VCPIP1 negatively regulates NF-κB signaling pathways by deubiquitinating and stabilizing Erbin in MDP-stimulated macrophages.

Abstract

Macrophages are present in all tissues and body compartments under homeostatic physiological conditions. Importantly, they play a key role in pathological inflammatory processes when disturbed. They can quickly produce large amounts of inflammatory cytokines in response to danger signals. Macrophages can recognize muramyl dipeptide (MDP) through nucleotide-binding oligomerization domain (NOD)-like receptors, subsequently activating the NF-κB signaling pathway and producing proinflammatory cytokines. Erbin can bind to NOD2 and inhibit MDP-induced NF-κB activation, thus participating in the regulation of inflammatory response. Stabilizing or enhancing Erbin expression is essential for suppressing inflammatory responses. In this study, we used a deubiquitination enzyme plasmid library to screen for a key deubiquitinase, VCPIP1, which interacts with Erbin and influences its stability through deubiquitination modification.
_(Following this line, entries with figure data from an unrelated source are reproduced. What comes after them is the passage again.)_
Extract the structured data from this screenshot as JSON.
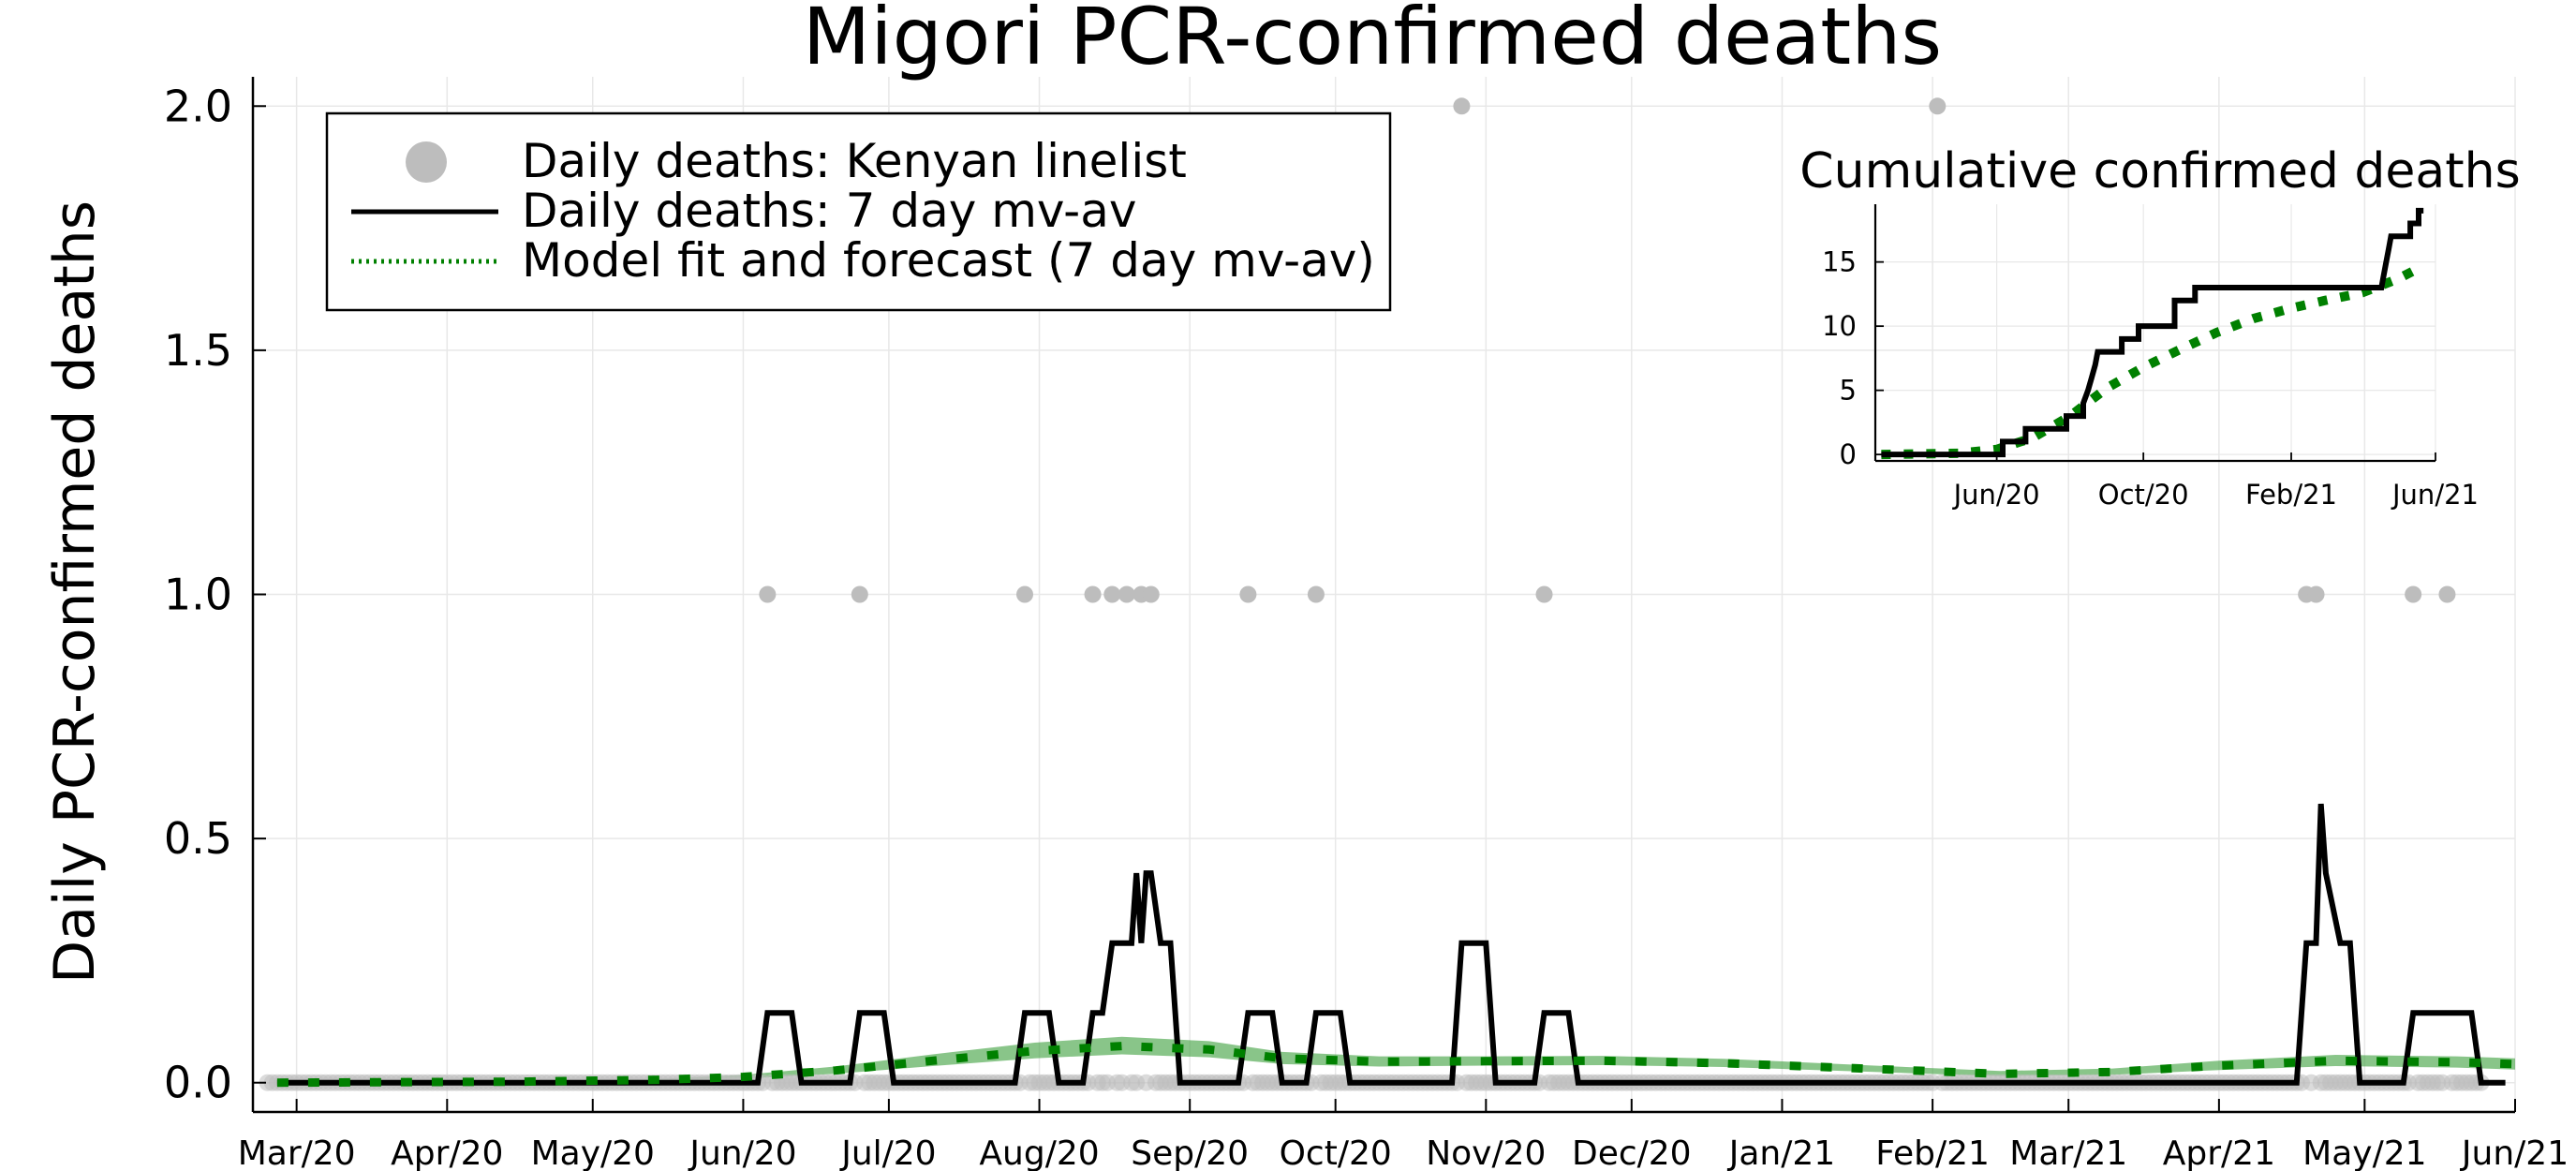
{
  "chart_data": [
    {
      "type": "line",
      "title": "Migori PCR-confirmed deaths",
      "xlabel": "",
      "ylabel": "Daily PCR-confirmed deaths",
      "xlim": [
        "2020-02-21",
        "2021-06-01"
      ],
      "ylim": [
        -0.06,
        2.06
      ],
      "xticks": [
        "Mar/20",
        "Apr/20",
        "May/20",
        "Jun/20",
        "Jul/20",
        "Aug/20",
        "Sep/20",
        "Oct/20",
        "Nov/20",
        "Dec/20",
        "Jan/21",
        "Feb/21",
        "Mar/21",
        "Apr/21",
        "May/21",
        "Jun/21"
      ],
      "xtick_dates": [
        "2020-03-01",
        "2020-04-01",
        "2020-05-01",
        "2020-06-01",
        "2020-07-01",
        "2020-08-01",
        "2020-09-01",
        "2020-10-01",
        "2020-11-01",
        "2020-12-01",
        "2021-01-01",
        "2021-02-01",
        "2021-03-01",
        "2021-04-01",
        "2021-05-01",
        "2021-06-01"
      ],
      "yticks": [
        0.0,
        0.5,
        1.0,
        1.5,
        2.0
      ],
      "ytick_labels": [
        "0.0",
        "0.5",
        "1.0",
        "1.5",
        "2.0"
      ],
      "grid": true,
      "legend_position": "top-left",
      "series": [
        {
          "name": "Daily deaths: Kenyan linelist",
          "kind": "scatter",
          "color": "#bdbdbd",
          "nonzero_points": [
            {
              "x": "2020-06-06",
              "y": 1
            },
            {
              "x": "2020-06-25",
              "y": 1
            },
            {
              "x": "2020-07-29",
              "y": 1
            },
            {
              "x": "2020-08-12",
              "y": 1
            },
            {
              "x": "2020-08-16",
              "y": 1
            },
            {
              "x": "2020-08-19",
              "y": 1
            },
            {
              "x": "2020-08-22",
              "y": 1
            },
            {
              "x": "2020-08-24",
              "y": 1
            },
            {
              "x": "2020-09-13",
              "y": 1
            },
            {
              "x": "2020-09-27",
              "y": 1
            },
            {
              "x": "2020-10-27",
              "y": 2
            },
            {
              "x": "2020-11-13",
              "y": 1
            },
            {
              "x": "2021-02-02",
              "y": 2
            },
            {
              "x": "2021-04-19",
              "y": 1
            },
            {
              "x": "2021-04-21",
              "y": 1
            },
            {
              "x": "2021-05-11",
              "y": 1
            },
            {
              "x": "2021-05-18",
              "y": 1
            }
          ],
          "zero_from": "2020-02-24",
          "zero_to": "2021-05-25",
          "zero_y": 0
        },
        {
          "name": "Daily deaths: 7 day mv-av",
          "kind": "line",
          "color": "#000000",
          "points": [
            {
              "x": "2020-02-26",
              "y": 0
            },
            {
              "x": "2020-06-04",
              "y": 0
            },
            {
              "x": "2020-06-06",
              "y": 0.143
            },
            {
              "x": "2020-06-11",
              "y": 0.143
            },
            {
              "x": "2020-06-13",
              "y": 0
            },
            {
              "x": "2020-06-23",
              "y": 0
            },
            {
              "x": "2020-06-25",
              "y": 0.143
            },
            {
              "x": "2020-06-30",
              "y": 0.143
            },
            {
              "x": "2020-07-02",
              "y": 0
            },
            {
              "x": "2020-07-27",
              "y": 0
            },
            {
              "x": "2020-07-29",
              "y": 0.143
            },
            {
              "x": "2020-08-03",
              "y": 0.143
            },
            {
              "x": "2020-08-05",
              "y": 0
            },
            {
              "x": "2020-08-10",
              "y": 0
            },
            {
              "x": "2020-08-12",
              "y": 0.143
            },
            {
              "x": "2020-08-14",
              "y": 0.143
            },
            {
              "x": "2020-08-16",
              "y": 0.286
            },
            {
              "x": "2020-08-20",
              "y": 0.286
            },
            {
              "x": "2020-08-21",
              "y": 0.429
            },
            {
              "x": "2020-08-22",
              "y": 0.286
            },
            {
              "x": "2020-08-23",
              "y": 0.429
            },
            {
              "x": "2020-08-24",
              "y": 0.429
            },
            {
              "x": "2020-08-26",
              "y": 0.286
            },
            {
              "x": "2020-08-28",
              "y": 0.286
            },
            {
              "x": "2020-08-30",
              "y": 0
            },
            {
              "x": "2020-09-11",
              "y": 0
            },
            {
              "x": "2020-09-13",
              "y": 0.143
            },
            {
              "x": "2020-09-18",
              "y": 0.143
            },
            {
              "x": "2020-09-20",
              "y": 0
            },
            {
              "x": "2020-09-25",
              "y": 0
            },
            {
              "x": "2020-09-27",
              "y": 0.143
            },
            {
              "x": "2020-10-02",
              "y": 0.143
            },
            {
              "x": "2020-10-04",
              "y": 0
            },
            {
              "x": "2020-10-25",
              "y": 0
            },
            {
              "x": "2020-10-27",
              "y": 0.286
            },
            {
              "x": "2020-11-01",
              "y": 0.286
            },
            {
              "x": "2020-11-03",
              "y": 0
            },
            {
              "x": "2020-11-11",
              "y": 0
            },
            {
              "x": "2020-11-13",
              "y": 0.143
            },
            {
              "x": "2020-11-18",
              "y": 0.143
            },
            {
              "x": "2020-11-20",
              "y": 0
            },
            {
              "x": "2021-04-17",
              "y": 0
            },
            {
              "x": "2021-04-19",
              "y": 0.286
            },
            {
              "x": "2021-04-21",
              "y": 0.286
            },
            {
              "x": "2021-04-22",
              "y": 0.571
            },
            {
              "x": "2021-04-23",
              "y": 0.429
            },
            {
              "x": "2021-04-26",
              "y": 0.286
            },
            {
              "x": "2021-04-28",
              "y": 0.286
            },
            {
              "x": "2021-04-30",
              "y": 0
            },
            {
              "x": "2021-05-09",
              "y": 0
            },
            {
              "x": "2021-05-11",
              "y": 0.143
            },
            {
              "x": "2021-05-23",
              "y": 0.143
            },
            {
              "x": "2021-05-25",
              "y": 0
            },
            {
              "x": "2021-05-30",
              "y": 0
            }
          ]
        },
        {
          "name": "Model fit and forecast (7 day mv-av)",
          "kind": "dotted-line",
          "color": "#008000",
          "band_color": "#3a9e3a",
          "points": [
            {
              "x": "2020-02-26",
              "y": 0.0
            },
            {
              "x": "2020-04-15",
              "y": 0.002
            },
            {
              "x": "2020-05-15",
              "y": 0.006
            },
            {
              "x": "2020-06-01",
              "y": 0.012
            },
            {
              "x": "2020-06-20",
              "y": 0.025
            },
            {
              "x": "2020-07-10",
              "y": 0.045
            },
            {
              "x": "2020-07-31",
              "y": 0.065
            },
            {
              "x": "2020-08-18",
              "y": 0.075
            },
            {
              "x": "2020-09-05",
              "y": 0.068
            },
            {
              "x": "2020-09-20",
              "y": 0.05
            },
            {
              "x": "2020-10-10",
              "y": 0.043
            },
            {
              "x": "2020-11-01",
              "y": 0.044
            },
            {
              "x": "2020-11-25",
              "y": 0.045
            },
            {
              "x": "2020-12-20",
              "y": 0.04
            },
            {
              "x": "2021-01-20",
              "y": 0.028
            },
            {
              "x": "2021-02-15",
              "y": 0.018
            },
            {
              "x": "2021-03-10",
              "y": 0.022
            },
            {
              "x": "2021-04-01",
              "y": 0.035
            },
            {
              "x": "2021-04-25",
              "y": 0.045
            },
            {
              "x": "2021-05-20",
              "y": 0.042
            },
            {
              "x": "2021-06-01",
              "y": 0.038
            }
          ],
          "band_lower": [
            0.0,
            0.001,
            0.004,
            0.008,
            0.018,
            0.034,
            0.05,
            0.058,
            0.052,
            0.038,
            0.033,
            0.035,
            0.036,
            0.032,
            0.022,
            0.013,
            0.016,
            0.026,
            0.034,
            0.031,
            0.027
          ],
          "band_upper": [
            0.0,
            0.003,
            0.008,
            0.016,
            0.033,
            0.058,
            0.082,
            0.094,
            0.085,
            0.063,
            0.054,
            0.054,
            0.055,
            0.049,
            0.035,
            0.024,
            0.029,
            0.045,
            0.057,
            0.054,
            0.05
          ]
        }
      ]
    },
    {
      "type": "line",
      "title": "Cumulative confirmed deaths",
      "xlabel": "",
      "ylabel": "",
      "xlim": [
        "2020-02-21",
        "2021-06-01"
      ],
      "ylim": [
        -0.5,
        19.5
      ],
      "xticks": [
        "Jun/20",
        "Oct/20",
        "Feb/21",
        "Jun/21"
      ],
      "xtick_dates": [
        "2020-06-01",
        "2020-10-01",
        "2021-02-01",
        "2021-06-01"
      ],
      "yticks": [
        0,
        5,
        10,
        15
      ],
      "ytick_labels": [
        "0",
        "5",
        "10",
        "15"
      ],
      "grid": true,
      "legend_position": "none",
      "series": [
        {
          "kind": "line",
          "color": "#000000",
          "points": [
            {
              "x": "2020-02-26",
              "y": 0
            },
            {
              "x": "2020-06-06",
              "y": 0
            },
            {
              "x": "2020-06-06",
              "y": 1
            },
            {
              "x": "2020-06-25",
              "y": 1
            },
            {
              "x": "2020-06-25",
              "y": 2
            },
            {
              "x": "2020-07-29",
              "y": 2
            },
            {
              "x": "2020-07-29",
              "y": 3
            },
            {
              "x": "2020-08-12",
              "y": 3
            },
            {
              "x": "2020-08-12",
              "y": 4
            },
            {
              "x": "2020-08-16",
              "y": 5
            },
            {
              "x": "2020-08-19",
              "y": 6
            },
            {
              "x": "2020-08-22",
              "y": 7
            },
            {
              "x": "2020-08-24",
              "y": 8
            },
            {
              "x": "2020-09-13",
              "y": 8
            },
            {
              "x": "2020-09-13",
              "y": 9
            },
            {
              "x": "2020-09-27",
              "y": 9
            },
            {
              "x": "2020-09-27",
              "y": 10
            },
            {
              "x": "2020-10-27",
              "y": 10
            },
            {
              "x": "2020-10-27",
              "y": 12
            },
            {
              "x": "2020-11-13",
              "y": 12
            },
            {
              "x": "2020-11-13",
              "y": 13
            },
            {
              "x": "2021-04-17",
              "y": 13
            },
            {
              "x": "2021-04-19",
              "y": 14
            },
            {
              "x": "2021-04-21",
              "y": 15
            },
            {
              "x": "2021-04-23",
              "y": 16
            },
            {
              "x": "2021-04-25",
              "y": 17
            },
            {
              "x": "2021-05-11",
              "y": 17
            },
            {
              "x": "2021-05-11",
              "y": 18
            },
            {
              "x": "2021-05-18",
              "y": 18
            },
            {
              "x": "2021-05-18",
              "y": 19
            },
            {
              "x": "2021-05-22",
              "y": 19
            }
          ]
        },
        {
          "kind": "dotted-line",
          "color": "#008000",
          "points": [
            {
              "x": "2020-02-26",
              "y": 0
            },
            {
              "x": "2020-05-01",
              "y": 0.1
            },
            {
              "x": "2020-06-01",
              "y": 0.4
            },
            {
              "x": "2020-07-01",
              "y": 1.3
            },
            {
              "x": "2020-08-01",
              "y": 3.0
            },
            {
              "x": "2020-09-01",
              "y": 5.2
            },
            {
              "x": "2020-10-01",
              "y": 6.8
            },
            {
              "x": "2020-11-01",
              "y": 8.2
            },
            {
              "x": "2020-12-01",
              "y": 9.5
            },
            {
              "x": "2021-01-01",
              "y": 10.6
            },
            {
              "x": "2021-02-01",
              "y": 11.4
            },
            {
              "x": "2021-03-01",
              "y": 12.0
            },
            {
              "x": "2021-04-01",
              "y": 12.6
            },
            {
              "x": "2021-05-01",
              "y": 13.7
            },
            {
              "x": "2021-05-22",
              "y": 14.7
            }
          ]
        }
      ]
    }
  ]
}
We investigated whether VCPIP1 affects inflammation using MDP-stimulated RAW 264.7 and BMDMs cells. The results showed that VCPIP1 deficiency reduced Erbin expression and increased NF-κB phosphorylation. Additionally, VCPIP1 deficiency promoted the release of inflammatory factors (IL-1β, IL-6, and TNF-α) in RAW 264.7 cells and BMDMs. This study further expands the role of deubiquitinases (DUBs) in inflammation, providing new insights for the prevention and treatment of sepsis, tumors, immune diseases, and other inflammatory reactions.